The dictator alleged that President George W. Bush arrived to power thanks to the disgraceful election fraud committed by the anti-Cuban groups in Florida, noting that the present hostility of the White House against the island is the result of the commitments acquired by the president with those exiles.

"A grateful man, (Bush) does not hide his commitments to the Miami Mafia and the promises he made to them at a meeting in Texas," said the Cuban leader. "Bush's pledge was to resolve the problem by physically eliminating me, something that after 40 years of aggression and crimes against Cuba did not surprise nor greatly concern me," he added.

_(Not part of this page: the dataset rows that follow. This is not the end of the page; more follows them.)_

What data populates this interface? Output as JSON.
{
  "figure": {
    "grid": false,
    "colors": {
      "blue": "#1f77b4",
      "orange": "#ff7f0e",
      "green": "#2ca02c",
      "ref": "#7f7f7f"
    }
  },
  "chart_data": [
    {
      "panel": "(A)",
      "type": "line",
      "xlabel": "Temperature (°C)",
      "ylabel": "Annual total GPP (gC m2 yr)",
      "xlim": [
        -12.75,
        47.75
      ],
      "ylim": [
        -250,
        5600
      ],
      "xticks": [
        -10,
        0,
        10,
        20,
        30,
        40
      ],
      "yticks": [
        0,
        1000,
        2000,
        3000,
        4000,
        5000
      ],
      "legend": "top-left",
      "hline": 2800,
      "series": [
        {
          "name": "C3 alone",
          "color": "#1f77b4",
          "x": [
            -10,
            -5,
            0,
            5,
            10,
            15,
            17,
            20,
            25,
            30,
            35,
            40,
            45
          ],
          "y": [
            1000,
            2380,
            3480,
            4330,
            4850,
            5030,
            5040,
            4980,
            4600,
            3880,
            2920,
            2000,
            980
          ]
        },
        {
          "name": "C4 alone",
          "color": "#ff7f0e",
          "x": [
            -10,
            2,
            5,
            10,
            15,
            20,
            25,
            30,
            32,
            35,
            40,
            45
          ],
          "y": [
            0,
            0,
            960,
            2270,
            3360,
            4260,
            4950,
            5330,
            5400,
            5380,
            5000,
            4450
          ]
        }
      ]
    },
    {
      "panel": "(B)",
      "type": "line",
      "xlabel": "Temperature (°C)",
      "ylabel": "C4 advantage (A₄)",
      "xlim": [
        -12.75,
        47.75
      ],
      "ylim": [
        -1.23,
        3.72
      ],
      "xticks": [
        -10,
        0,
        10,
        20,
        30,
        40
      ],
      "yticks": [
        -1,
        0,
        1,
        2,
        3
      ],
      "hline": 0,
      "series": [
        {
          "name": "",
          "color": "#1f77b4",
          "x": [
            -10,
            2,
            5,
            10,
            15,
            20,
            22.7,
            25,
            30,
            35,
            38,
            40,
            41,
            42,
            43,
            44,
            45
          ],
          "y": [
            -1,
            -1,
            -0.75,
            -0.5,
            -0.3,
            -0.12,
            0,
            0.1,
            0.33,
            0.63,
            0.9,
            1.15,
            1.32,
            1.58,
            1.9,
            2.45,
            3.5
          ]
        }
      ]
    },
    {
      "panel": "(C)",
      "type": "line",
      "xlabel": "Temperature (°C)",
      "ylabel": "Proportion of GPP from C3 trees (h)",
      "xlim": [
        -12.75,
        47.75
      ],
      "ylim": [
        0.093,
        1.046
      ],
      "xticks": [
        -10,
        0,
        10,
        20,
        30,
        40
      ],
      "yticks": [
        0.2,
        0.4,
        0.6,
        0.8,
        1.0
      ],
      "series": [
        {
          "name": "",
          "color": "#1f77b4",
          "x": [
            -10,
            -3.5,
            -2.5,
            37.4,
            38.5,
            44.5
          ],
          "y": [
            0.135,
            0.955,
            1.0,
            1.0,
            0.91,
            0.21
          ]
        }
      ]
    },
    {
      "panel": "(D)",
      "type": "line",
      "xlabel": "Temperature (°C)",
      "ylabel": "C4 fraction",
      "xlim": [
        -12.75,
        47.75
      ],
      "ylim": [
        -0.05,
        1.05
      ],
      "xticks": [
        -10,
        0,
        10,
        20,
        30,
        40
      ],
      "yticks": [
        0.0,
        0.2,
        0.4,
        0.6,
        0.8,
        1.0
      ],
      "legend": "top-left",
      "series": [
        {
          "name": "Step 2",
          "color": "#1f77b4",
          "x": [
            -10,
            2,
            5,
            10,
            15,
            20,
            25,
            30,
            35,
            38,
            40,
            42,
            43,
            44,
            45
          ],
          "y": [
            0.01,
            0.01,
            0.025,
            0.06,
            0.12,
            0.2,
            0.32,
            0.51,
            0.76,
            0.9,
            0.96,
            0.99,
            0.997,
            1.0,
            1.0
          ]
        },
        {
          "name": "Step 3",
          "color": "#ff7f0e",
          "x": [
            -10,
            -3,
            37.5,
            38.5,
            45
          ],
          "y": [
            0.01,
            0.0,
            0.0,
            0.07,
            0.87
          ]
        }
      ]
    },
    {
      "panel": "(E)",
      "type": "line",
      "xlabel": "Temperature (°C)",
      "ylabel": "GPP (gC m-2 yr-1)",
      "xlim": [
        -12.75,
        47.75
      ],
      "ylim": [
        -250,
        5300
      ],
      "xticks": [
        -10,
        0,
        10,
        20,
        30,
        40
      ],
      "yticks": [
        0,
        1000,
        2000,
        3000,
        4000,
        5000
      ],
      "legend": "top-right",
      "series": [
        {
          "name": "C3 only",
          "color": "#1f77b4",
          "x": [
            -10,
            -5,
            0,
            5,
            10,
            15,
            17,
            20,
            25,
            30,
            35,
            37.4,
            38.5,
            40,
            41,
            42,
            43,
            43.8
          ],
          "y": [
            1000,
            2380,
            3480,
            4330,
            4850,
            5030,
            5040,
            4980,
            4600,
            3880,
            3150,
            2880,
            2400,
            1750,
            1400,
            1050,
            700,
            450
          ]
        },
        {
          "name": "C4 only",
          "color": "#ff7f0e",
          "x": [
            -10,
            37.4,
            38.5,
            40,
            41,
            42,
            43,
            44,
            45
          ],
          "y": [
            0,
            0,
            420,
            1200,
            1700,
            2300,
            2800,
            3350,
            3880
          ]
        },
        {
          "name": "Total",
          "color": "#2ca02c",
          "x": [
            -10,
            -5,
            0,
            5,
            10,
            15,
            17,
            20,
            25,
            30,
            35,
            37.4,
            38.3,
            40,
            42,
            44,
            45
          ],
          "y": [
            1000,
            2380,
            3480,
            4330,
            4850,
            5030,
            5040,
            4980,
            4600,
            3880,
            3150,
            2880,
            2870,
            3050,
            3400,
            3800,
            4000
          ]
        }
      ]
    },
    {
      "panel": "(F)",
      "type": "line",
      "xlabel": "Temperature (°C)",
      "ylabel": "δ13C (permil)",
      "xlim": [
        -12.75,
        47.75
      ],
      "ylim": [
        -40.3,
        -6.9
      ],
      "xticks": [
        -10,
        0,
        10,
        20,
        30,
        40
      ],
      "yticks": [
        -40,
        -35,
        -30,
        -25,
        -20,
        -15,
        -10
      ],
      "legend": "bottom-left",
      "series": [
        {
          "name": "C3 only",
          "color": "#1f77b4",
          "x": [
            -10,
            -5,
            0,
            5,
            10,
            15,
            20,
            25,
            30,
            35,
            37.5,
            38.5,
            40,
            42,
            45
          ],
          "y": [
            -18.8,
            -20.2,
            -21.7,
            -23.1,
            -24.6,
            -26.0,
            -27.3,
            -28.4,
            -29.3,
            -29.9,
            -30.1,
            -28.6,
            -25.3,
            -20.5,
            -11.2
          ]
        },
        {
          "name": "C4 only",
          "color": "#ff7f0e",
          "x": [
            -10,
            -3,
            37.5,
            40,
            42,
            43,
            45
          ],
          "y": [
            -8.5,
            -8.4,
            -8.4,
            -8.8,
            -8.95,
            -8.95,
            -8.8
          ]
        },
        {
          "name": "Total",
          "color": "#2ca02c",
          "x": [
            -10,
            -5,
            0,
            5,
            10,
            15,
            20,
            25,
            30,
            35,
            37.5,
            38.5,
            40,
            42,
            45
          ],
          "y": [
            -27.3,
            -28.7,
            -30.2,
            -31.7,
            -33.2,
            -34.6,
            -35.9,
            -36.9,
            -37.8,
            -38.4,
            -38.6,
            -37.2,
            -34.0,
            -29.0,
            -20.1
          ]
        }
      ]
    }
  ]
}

Castro said that a country is not conquered by armored divisions, thousands of tanks, helicopters, planes, dozens of aircraft carriers, bombers, fighters and tens of thousands of missiles -- assuring his country men that the mercenary groups in Miami would not last "as long as a cake at the door of a school. Tens of thousands of combatants will take the place of any superior who dies in a battle and none of the main Cuban leaders will ever surrender."

The Cuban president said that any war with the U.S. would not end with the occupation of the Island as it would just be the beginning.

In an apparent reference to cyber-war, Castro noted that the people already know the tactics and ways to struggle to reduce Washington's technological superiority to zero.